Many Christians were called to dedicate their lives to serve the sick and dying in these places. These hospitals and hospices were generally modest and often short-lived, with around 10 to 12 beds and a couple of brothers or sisters in charge.

As a result of the world-wide plague epidemics of the 6th and 7th centuries from which an estimated 100 million world-wide perished, institutions such as the Hôtel Dieu in Paris were founded under the direction of the Roman Catholic Church. Others were established by pious bequest under the rule of regular religious orders.

In these hospitals more attention was given to the well-being of the patient's soul than to curing bodily ailments. In major cities, the hospitals became more established. For instance by 600 AD, there were some hospitals in Constantinople that had sufficiently grown to offer separate wards for men and women, and specialized rooms for surgical patients or for those with eye problems.

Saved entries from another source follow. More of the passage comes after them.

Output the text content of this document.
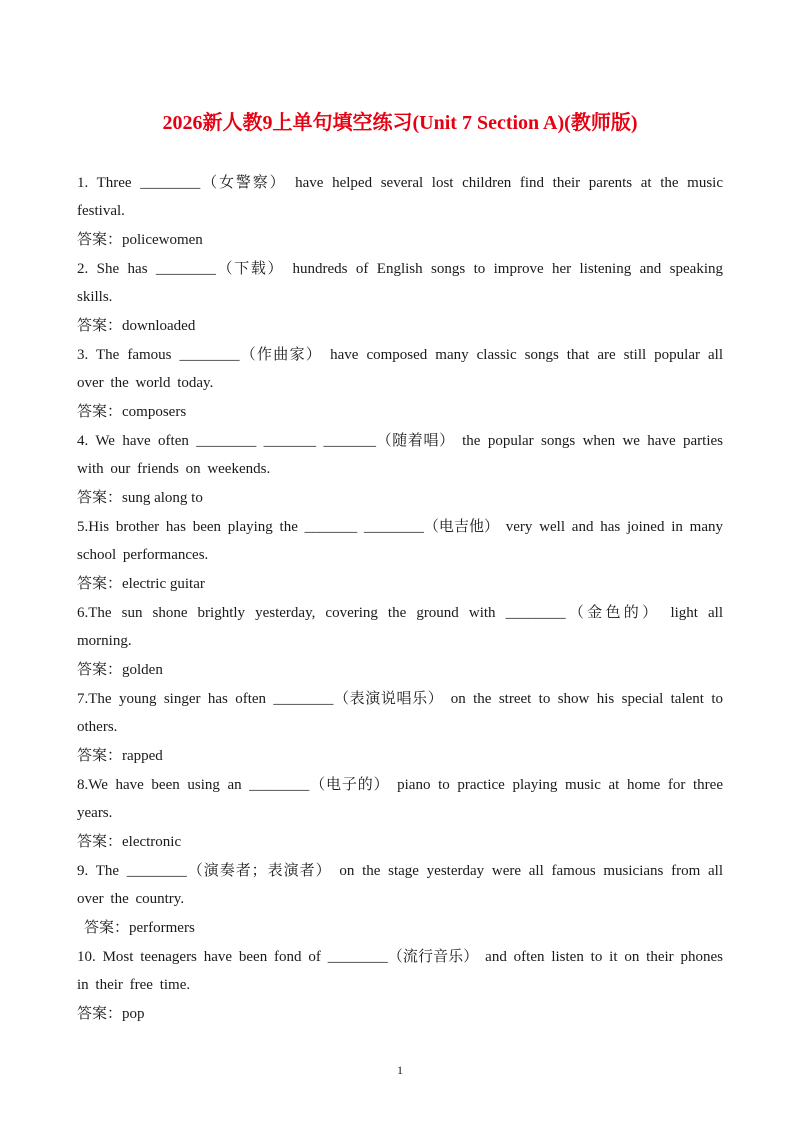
2026新人教9上单句填空练习(Unit 7 Section A)(教师版)

1. Three ________（女警察） have helped several lost children find their parents at the music festival.

答案：policewomen

2. She has ________（下载） hundreds of English songs to improve her listening and speaking skills.

答案：downloaded

3. The famous ________（作曲家） have composed many classic songs that are still popular all over the world today.

答案：composers

4. We have often ________ _______ _______（随着唱） the popular songs when we have parties with our friends on weekends.

答案：sung along to

5.His brother has been playing the _______ ________（电吉他） very well and has joined in many school performances.

答案：electric guitar

6.The sun shone brightly yesterday, covering the ground with ________（金色的） light all morning.

答案：golden

7.The young singer has often ________（表演说唱乐） on the street to show his special talent to others.

答案：rapped

8.We have been using an ________（电子的） piano to practice playing music at home for three years.

答案：electronic

9. The ________（演奏者；表演者） on the stage yesterday were all famous musicians from all over the country.

答案：performers

10. Most teenagers have been fond of ________（流行音乐） and often listen to it on their phones in their free time.

答案：pop

1
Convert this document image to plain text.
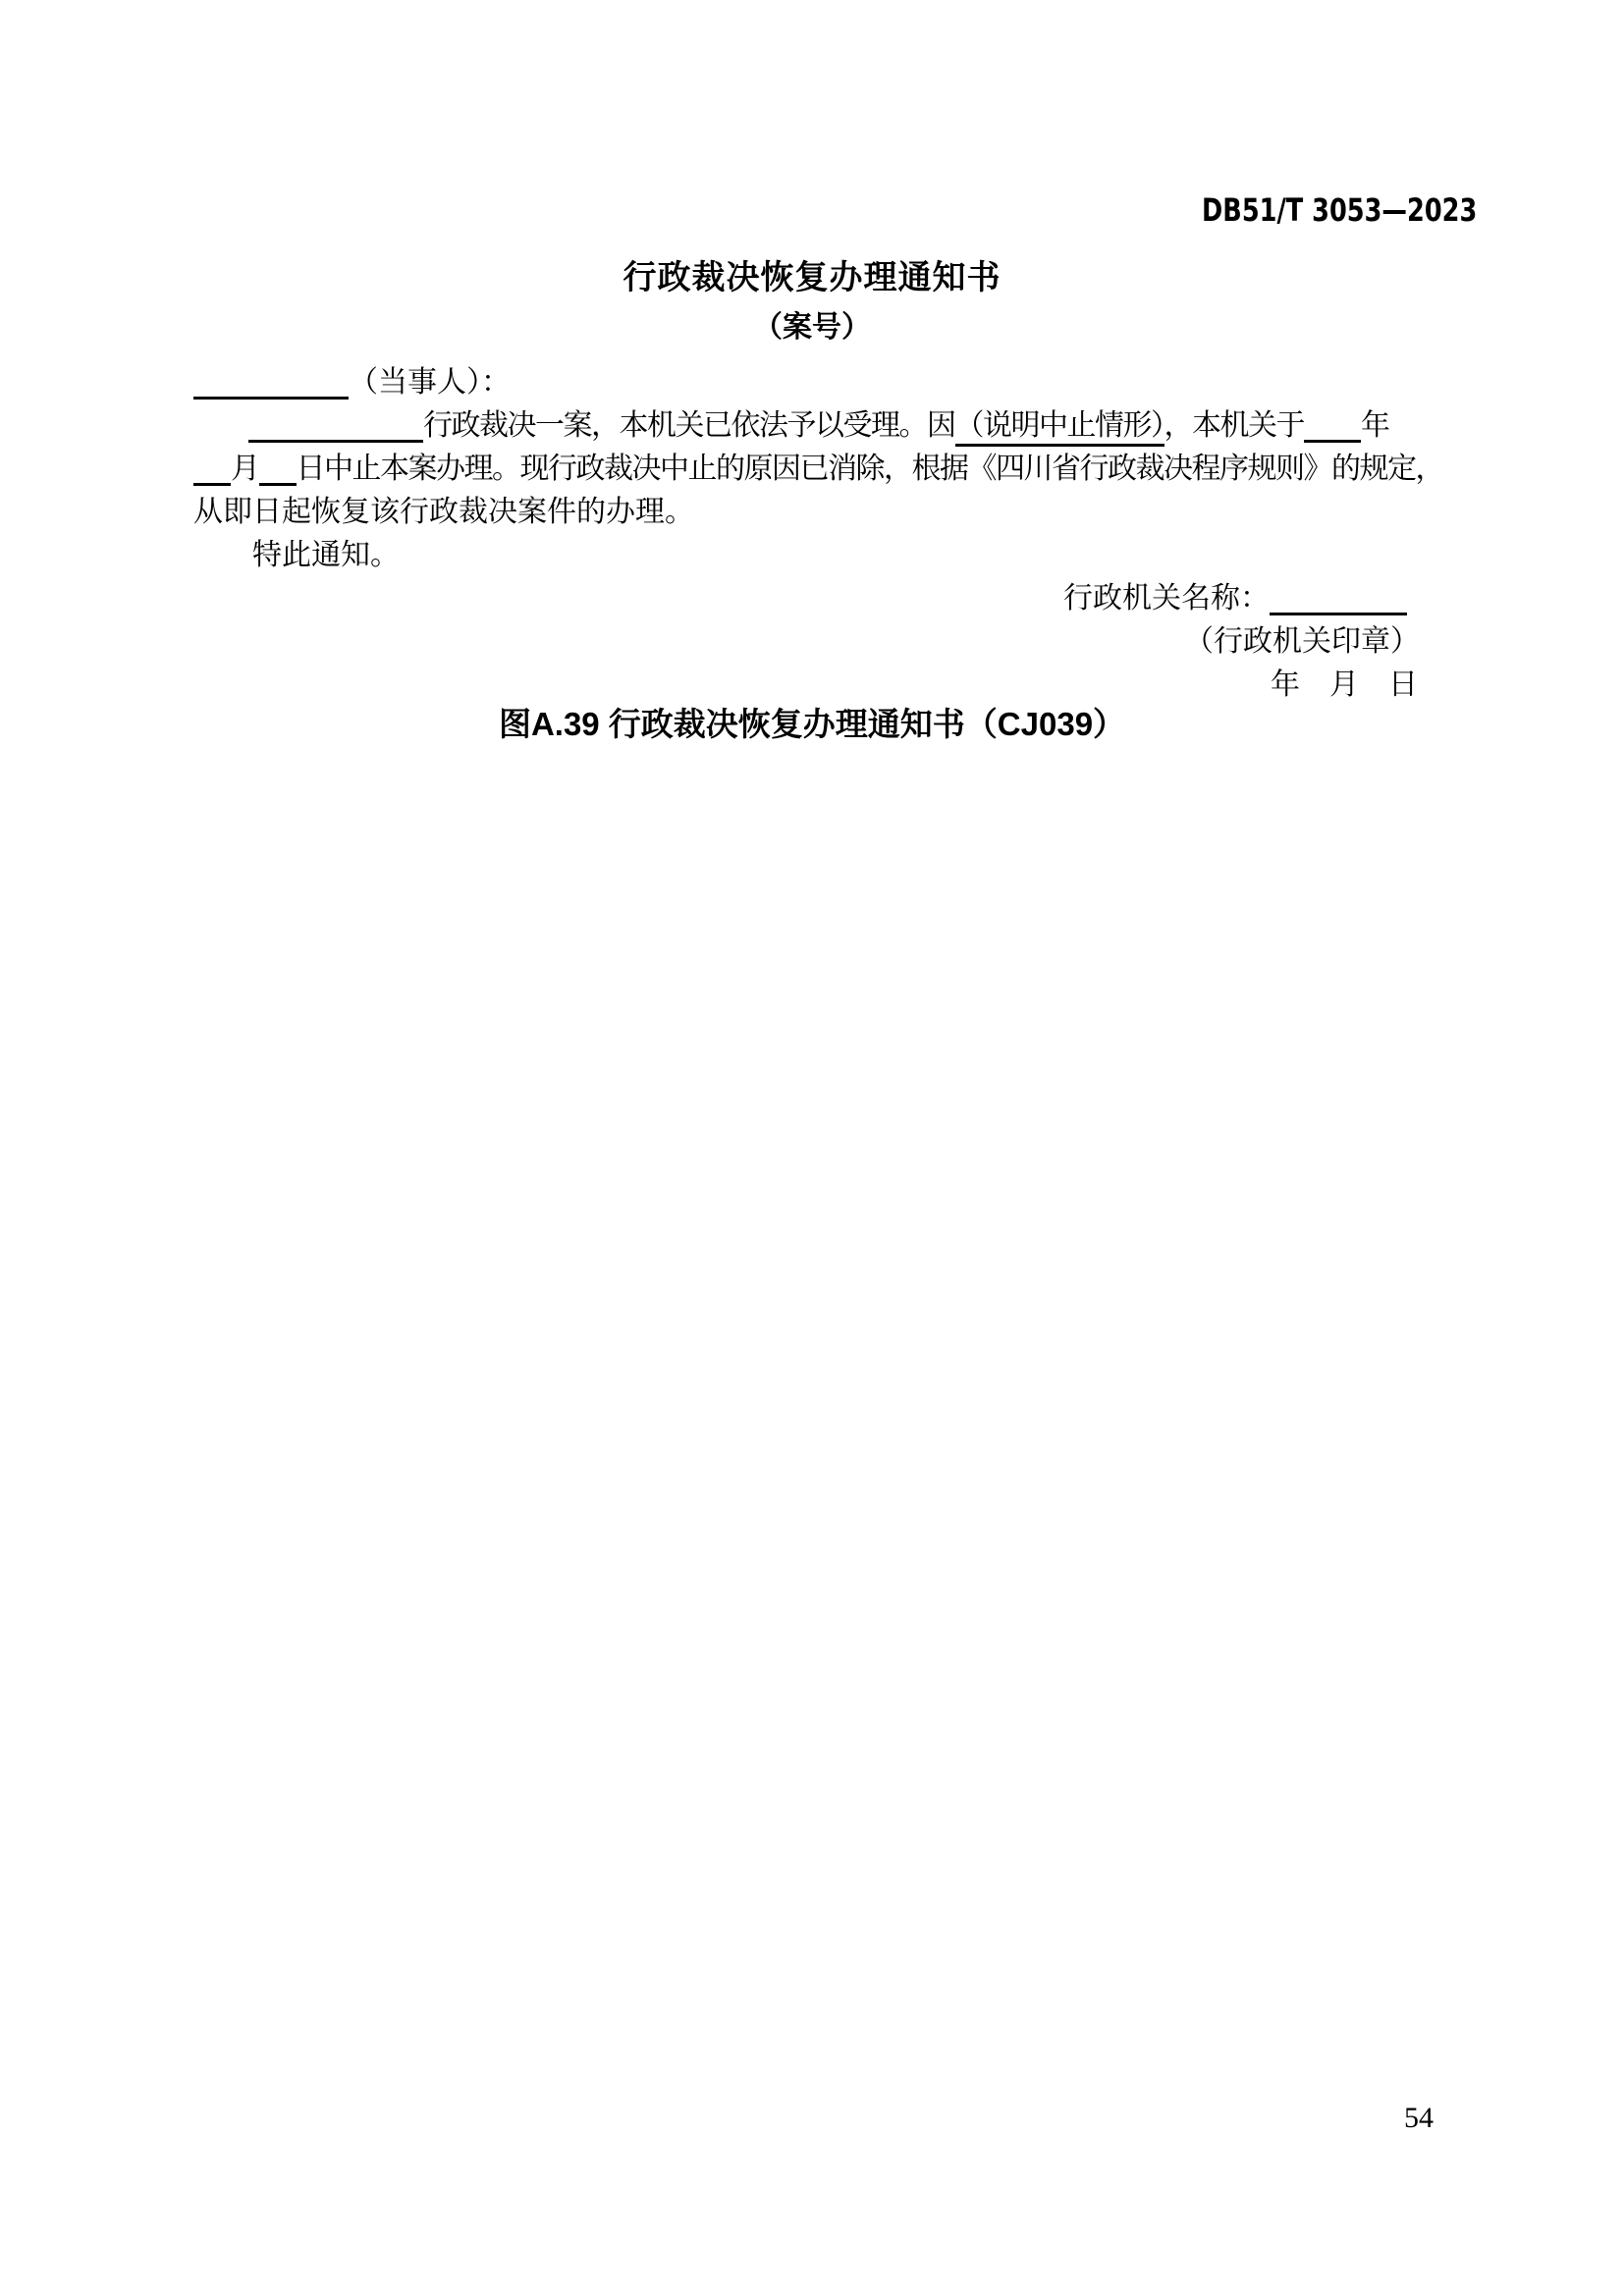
DB51/T 3053—2023
行政裁决恢复办理通知书
（案号）
（当事人）：
行政裁决一案，本机关已依法予以受理。因（说明中止情形），本机关于 年
月 日中止本案办理。现行政裁决中止的原因已消除，根据《四川省行政裁决程序规则》的规定，
从即日起恢复该行政裁决案件的办理。
特此通知。
行政机关名称：
（行政机关印章）
年　月　日
图A.39 行政裁决恢复办理通知书（CJ039）
54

By the twelfth century in Western Europe the growth of population and increasing urbanization meant a growing need for the provision of hospitals. Increasingly whilst the well to do were all treated at home, the sick poor were cared for in a hospital attached to the local poor house, monastery or convent. Many of the Benedictines, in particular felt called to minister and they are believed to have founded over 2,000 hospitals during the Middle Ages.

Hospital nursing remained as part of the Christian service provided by religious orders, but the priority was ensuring that patients died in a state of grace, having received the sacraments, rather than attempting to cure the sickness, which was probably either a punishment for sin, or a test of faith.